Doug:
(picking splinters from my brain)
> >And behind +that+ is Kipling and Danny Deever.
>
>
> I'd agree on that. Kipling as progenitor of Service, & a lot of the
> bush poets in Australia too?
Kipling has to mark a turning-point. But bush poetry crops up in the oddest
places -- Wilde's "Reading Jail", frinstance [back to Kipling, again], and
even here and there in Peter Porter.
Auden fingered a bit of it in _The Oxford Book of Light Verse_.
I think some of it is the-masters-of-war stuff -- it's possible to run an
anti-war line [the poets Colin Powell reads in bed at night when he wakes up
thinking that he really +should+ have run against Dubya in the Republican
primaries] back to Anacreon. And the really +edged+ antiwar poems
(Anacreon, Gascoigne) are written by Other Ranks.

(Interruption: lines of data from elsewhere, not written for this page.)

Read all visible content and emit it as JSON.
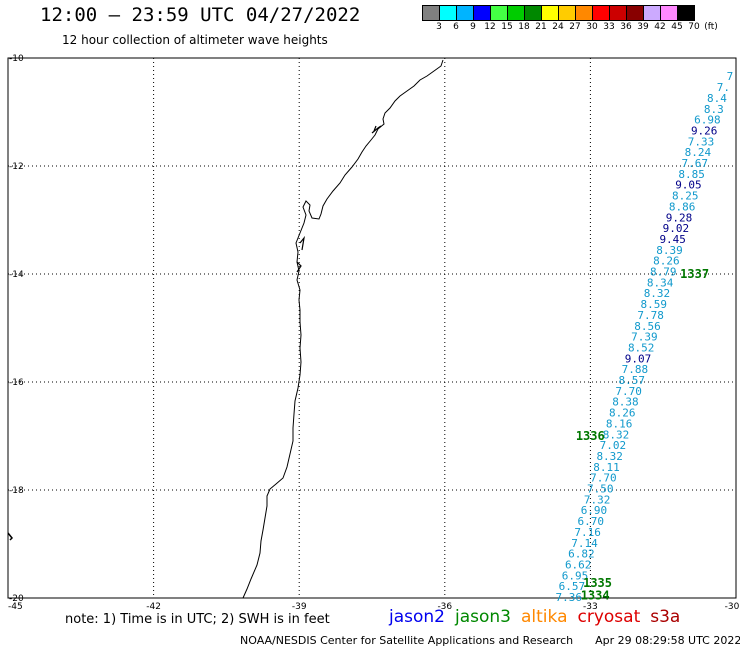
{
  "title": "12:00 – 23:59 UTC 04/27/2022",
  "subtitle": "12 hour collection of altimeter wave heights",
  "legend": {
    "colors": [
      "#808080",
      "#00ffff",
      "#00b4ff",
      "#0000ff",
      "#44ff44",
      "#00cc00",
      "#008800",
      "#ffff00",
      "#ffcc00",
      "#ff8800",
      "#ff0000",
      "#cc0000",
      "#880000",
      "#ccaaff",
      "#ff88ff",
      "#000000"
    ],
    "labels": [
      "3",
      "6",
      "9",
      "12",
      "15",
      "18",
      "21",
      "24",
      "27",
      "30",
      "33",
      "36",
      "39",
      "42",
      "45",
      "70",
      "(ft)"
    ]
  },
  "map": {
    "lon_range": [
      -45,
      -30
    ],
    "lat_range": [
      -20,
      -10
    ],
    "lon_ticks": [
      "-45",
      "-42",
      "-39",
      "-36",
      "-33",
      "-30"
    ],
    "lat_ticks": [
      "-10",
      "-12",
      "-14",
      "-16",
      "-18",
      "-20"
    ],
    "grid": true
  },
  "track": {
    "color_light": "#1199cc",
    "color_dark": "#000088",
    "values": [
      {
        "v": "7.36",
        "c": "light"
      },
      {
        "v": "6.57",
        "c": "light"
      },
      {
        "v": "6.95",
        "c": "light"
      },
      {
        "v": "6.62",
        "c": "light"
      },
      {
        "v": "6.82",
        "c": "light"
      },
      {
        "v": "7.14",
        "c": "light"
      },
      {
        "v": "7.16",
        "c": "light"
      },
      {
        "v": "6.70",
        "c": "light"
      },
      {
        "v": "6.90",
        "c": "light"
      },
      {
        "v": "7.32",
        "c": "light"
      },
      {
        "v": "7.50",
        "c": "light"
      },
      {
        "v": "7.70",
        "c": "light"
      },
      {
        "v": "8.11",
        "c": "light"
      },
      {
        "v": "8.32",
        "c": "light"
      },
      {
        "v": "7.02",
        "c": "light"
      },
      {
        "v": "8.32",
        "c": "light"
      },
      {
        "v": "8.16",
        "c": "light"
      },
      {
        "v": "8.26",
        "c": "light"
      },
      {
        "v": "8.38",
        "c": "light"
      },
      {
        "v": "7.70",
        "c": "light"
      },
      {
        "v": "8.57",
        "c": "light"
      },
      {
        "v": "7.88",
        "c": "light"
      },
      {
        "v": "9.07",
        "c": "dark"
      },
      {
        "v": "8.52",
        "c": "light"
      },
      {
        "v": "7.39",
        "c": "light"
      },
      {
        "v": "8.56",
        "c": "light"
      },
      {
        "v": "7.78",
        "c": "light"
      },
      {
        "v": "8.59",
        "c": "light"
      },
      {
        "v": "8.32",
        "c": "light"
      },
      {
        "v": "8.34",
        "c": "light"
      },
      {
        "v": "8.79",
        "c": "light"
      },
      {
        "v": "8.26",
        "c": "light"
      },
      {
        "v": "8.39",
        "c": "light"
      },
      {
        "v": "9.45",
        "c": "dark"
      },
      {
        "v": "9.02",
        "c": "dark"
      },
      {
        "v": "9.28",
        "c": "dark"
      },
      {
        "v": "8.86",
        "c": "light"
      },
      {
        "v": "8.25",
        "c": "light"
      },
      {
        "v": "9.05",
        "c": "dark"
      },
      {
        "v": "8.85",
        "c": "light"
      },
      {
        "v": "7.67",
        "c": "light"
      },
      {
        "v": "8.24",
        "c": "light"
      },
      {
        "v": "7.33",
        "c": "light"
      },
      {
        "v": "9.26",
        "c": "dark"
      },
      {
        "v": "6.98",
        "c": "light"
      },
      {
        "v": "8.3",
        "c": "light"
      },
      {
        "v": "8.4",
        "c": "light"
      },
      {
        "v": "7.",
        "c": "light"
      },
      {
        "v": "7",
        "c": "light"
      }
    ]
  },
  "pass_labels": [
    {
      "text": "1337",
      "lon": -31.15,
      "lat": -14.0
    },
    {
      "text": "1336",
      "lon": -33.3,
      "lat": -17.0
    },
    {
      "text": "1335",
      "lon": -33.15,
      "lat": -19.72
    },
    {
      "text": "1334",
      "lon": -33.2,
      "lat": -19.95
    }
  ],
  "pass_label_color": "#007700",
  "note": "note: 1) Time is in UTC; 2) SWH is in feet",
  "satellites": [
    {
      "name": "jason2",
      "color": "#0000ee"
    },
    {
      "name": "jason3",
      "color": "#008800"
    },
    {
      "name": "altika",
      "color": "#ff8800"
    },
    {
      "name": "cryosat",
      "color": "#dd0000"
    },
    {
      "name": "s3a",
      "color": "#aa0000"
    }
  ],
  "footer": {
    "org": "NOAA/NESDIS Center for Satellite Applications and Research",
    "timestamp": "Apr 29 08:29:58 UTC 2022"
  }
}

{Ah, the usual WWI listing -- Sassoon and Owen were officer-class, Rosenberg
and Edward Thomas signed up as rankers. As did, of all people, the Ultimate
English Gentleman, Saki (H.H.Monro). With one of the few truly documented
Dying Words: "Put out that bloody cigarette!"}
Which is a lot of where Kipling is at.
And just exactly where "Vita Lampada" +isn't+ at.